On July 15, 2010, the Illinois Department of Public Health conducted a survey of Warren Park Health & Living Center in Chicago. The survey was conducted following a well-publicized drowning death of a psychologically disturbed patient in a bathtub at the facility in the weeks prior.
Rather than an isolated episode, the survey reveals a facility in disarray that frankly appears to be completely incapable of providing necessary care for vulnerable people. After evaluating patient charts, facility policies, staff interviews and observation of staff, the survey concluded that Warren Park indeed has substantial patient care problems as evidenced by the following findings:
- Leaving tub room unlocked and accessible to residents
- Failing to supervise patients in tub room
- Failing to have any facility-wide procedures for bathing
- Failing to timely complete an incident report following the death of a patient
- Inadequate monitoring and intervention for a patient with clearly articulated suicidal thoughts
Certainly, the above problems played a role in the drowning death of a patient on July 4, 2010. The evidence revealed that the patient was admitted to Warren Park in March, 2010 with suicidal thoughts. However, even after repeated verbal suicide threats, staff at the Chicago nursing home failed to take any meaningful interventional measures.

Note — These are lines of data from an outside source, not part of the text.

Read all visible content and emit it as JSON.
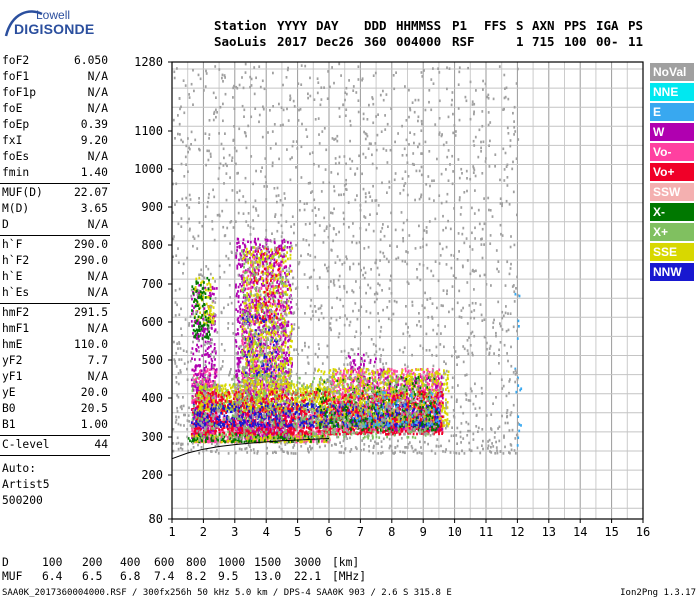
{
  "logo": {
    "line1": "Lowell",
    "line2": "DIGISONDE"
  },
  "header": {
    "row1": [
      "Station",
      "YYYY",
      "DAY",
      "DDD",
      "HHMMSS",
      "P1",
      "FFS",
      "S",
      "AXN",
      "PPS",
      "IGA",
      "PS"
    ],
    "row2": [
      "SaoLuis",
      "2017",
      "Dec26",
      "360",
      "004000",
      "RSF",
      "1",
      "715",
      "100",
      "00-",
      "11"
    ]
  },
  "params": [
    {
      "k": "foF2",
      "v": "6.050"
    },
    {
      "k": "foF1",
      "v": "N/A"
    },
    {
      "k": "foF1p",
      "v": "N/A"
    },
    {
      "k": "foE",
      "v": "N/A"
    },
    {
      "k": "foEp",
      "v": "0.39"
    },
    {
      "k": "fxI",
      "v": "9.20"
    },
    {
      "k": "foEs",
      "v": "N/A"
    },
    {
      "k": "fmin",
      "v": "1.40"
    },
    {
      "k": "MUF(D)",
      "v": "22.07"
    },
    {
      "k": "M(D)",
      "v": "3.65"
    },
    {
      "k": "D",
      "v": "N/A"
    },
    {
      "k": "h`F",
      "v": "290.0"
    },
    {
      "k": "h`F2",
      "v": "290.0"
    },
    {
      "k": "h`E",
      "v": "N/A"
    },
    {
      "k": "h`Es",
      "v": "N/A"
    },
    {
      "k": "hmF2",
      "v": "291.5"
    },
    {
      "k": "hmF1",
      "v": "N/A"
    },
    {
      "k": "hmE",
      "v": "110.0"
    },
    {
      "k": "yF2",
      "v": "7.7"
    },
    {
      "k": "yF1",
      "v": "N/A"
    },
    {
      "k": "yE",
      "v": "20.0"
    },
    {
      "k": "B0",
      "v": "20.5"
    },
    {
      "k": "B1",
      "v": "1.00"
    },
    {
      "k": "C-level",
      "v": "44"
    }
  ],
  "notes": {
    "auto": "Auto:",
    "artist": "Artist5",
    "code": "500200"
  },
  "legend": [
    {
      "label": "NoVal",
      "color": "#a0a0a0"
    },
    {
      "label": "NNE",
      "color": "#00e8f0"
    },
    {
      "label": "E",
      "color": "#38a8f0"
    },
    {
      "label": "W",
      "color": "#b000b0"
    },
    {
      "label": "Vo-",
      "color": "#ff40a0"
    },
    {
      "label": "Vo+",
      "color": "#f00028"
    },
    {
      "label": "SSW",
      "color": "#f4b0b0"
    },
    {
      "label": "X-",
      "color": "#007800"
    },
    {
      "label": "X+",
      "color": "#80c060"
    },
    {
      "label": "SSE",
      "color": "#d8d800"
    },
    {
      "label": "NNW",
      "color": "#1818d0"
    }
  ],
  "dmuf": {
    "d_label": "D",
    "d_values": [
      "100",
      "200",
      "400",
      "600",
      "800",
      "1000",
      "1500",
      "3000"
    ],
    "d_unit": "[km]",
    "muf_label": "MUF",
    "muf_values": [
      "6.4",
      "6.5",
      "6.8",
      "7.4",
      "8.2",
      "9.5",
      "13.0",
      "22.1"
    ],
    "muf_unit": "[MHz]"
  },
  "footer": {
    "left": "SAA0K_2017360004000.RSF / 300fx256h 50 kHz 5.0 km / DPS-4 SAA0K 903 / 2.6 S 315.8 E",
    "right": "Ion2Png 1.3.17"
  },
  "chart_data": {
    "type": "scatter",
    "x_ticks": [
      1,
      2,
      3,
      4,
      5,
      6,
      7,
      8,
      9,
      10,
      11,
      12,
      13,
      14,
      15,
      16
    ],
    "y_ticks": [
      80,
      200,
      300,
      400,
      500,
      600,
      700,
      800,
      900,
      1000,
      1100,
      1280
    ],
    "xlim": [
      1,
      16
    ],
    "ylim": [
      80,
      1280
    ],
    "grid": true,
    "legend_placement": "right",
    "trace_curve": {
      "x": [
        1.0,
        1.5,
        2.0,
        2.5,
        3.0,
        3.5,
        4.0,
        4.5,
        5.0,
        5.5,
        6.0
      ],
      "y": [
        243,
        258,
        268,
        275,
        280,
        284,
        287,
        290,
        292,
        294,
        296
      ]
    },
    "series": [
      {
        "color": "#ff40a0",
        "clusters": [
          [
            1.6,
            2.4,
            290,
            480,
            0.6
          ],
          [
            2.5,
            6.0,
            290,
            360,
            0.55
          ],
          [
            6.0,
            9.6,
            320,
            480,
            0.45
          ],
          [
            3.2,
            4.6,
            420,
            780,
            0.22
          ]
        ]
      },
      {
        "color": "#b000b0",
        "clusters": [
          [
            3.0,
            4.8,
            300,
            820,
            0.35
          ],
          [
            1.6,
            2.4,
            300,
            700,
            0.3
          ],
          [
            7.8,
            9.6,
            320,
            460,
            0.3
          ],
          [
            6.6,
            7.8,
            340,
            520,
            0.2
          ]
        ]
      },
      {
        "color": "#d8d800",
        "clusters": [
          [
            1.8,
            6.0,
            370,
            440,
            0.6
          ],
          [
            3.2,
            4.8,
            440,
            800,
            0.22
          ],
          [
            5.6,
            9.8,
            330,
            480,
            0.35
          ],
          [
            1.6,
            6.0,
            290,
            310,
            0.5
          ],
          [
            1.7,
            2.3,
            600,
            720,
            0.3
          ]
        ]
      },
      {
        "color": "#f00028",
        "clusters": [
          [
            1.6,
            9.6,
            310,
            420,
            0.35
          ],
          [
            3.6,
            4.4,
            600,
            800,
            0.1
          ]
        ]
      },
      {
        "color": "#1818d0",
        "clusters": [
          [
            1.6,
            9.5,
            330,
            390,
            0.3
          ],
          [
            3.2,
            4.4,
            460,
            620,
            0.1
          ]
        ]
      },
      {
        "color": "#007800",
        "clusters": [
          [
            1.6,
            2.2,
            560,
            720,
            0.25
          ],
          [
            1.5,
            6.0,
            290,
            310,
            0.3
          ],
          [
            5.6,
            9.5,
            320,
            460,
            0.12
          ]
        ]
      },
      {
        "color": "#80c060",
        "clusters": [
          [
            1.6,
            9.2,
            300,
            460,
            0.12
          ],
          [
            3.2,
            4.6,
            460,
            800,
            0.08
          ]
        ]
      },
      {
        "color": "#38a8f0",
        "clusters": [
          [
            6.5,
            9.5,
            330,
            420,
            0.08
          ],
          [
            11.9,
            12.1,
            280,
            720,
            0.05
          ]
        ]
      },
      {
        "color": "#a0a0a0",
        "clusters": [
          [
            1.0,
            12.0,
            260,
            1280,
            0.05
          ]
        ]
      }
    ]
  }
}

The most alarming part of the survey is the fact that just weeks before suicide, the patient made a similar attempt to drown herself in a toilet. Even after the episode was recording in the patient’s chart and the Social Services department pledged to ‘monitor’ the patient, no specific indication of what how exactly the patient was to be monitored or what apparent follow-ups were to be made by staff members.
If the report of the dangerous conditions documented in the survey doesn’t get the attention of nursing home administrators, perhaps the type-A violation and the $20,000 fine will? Let’s hope it does, as the documented conditions should not exist in any facility.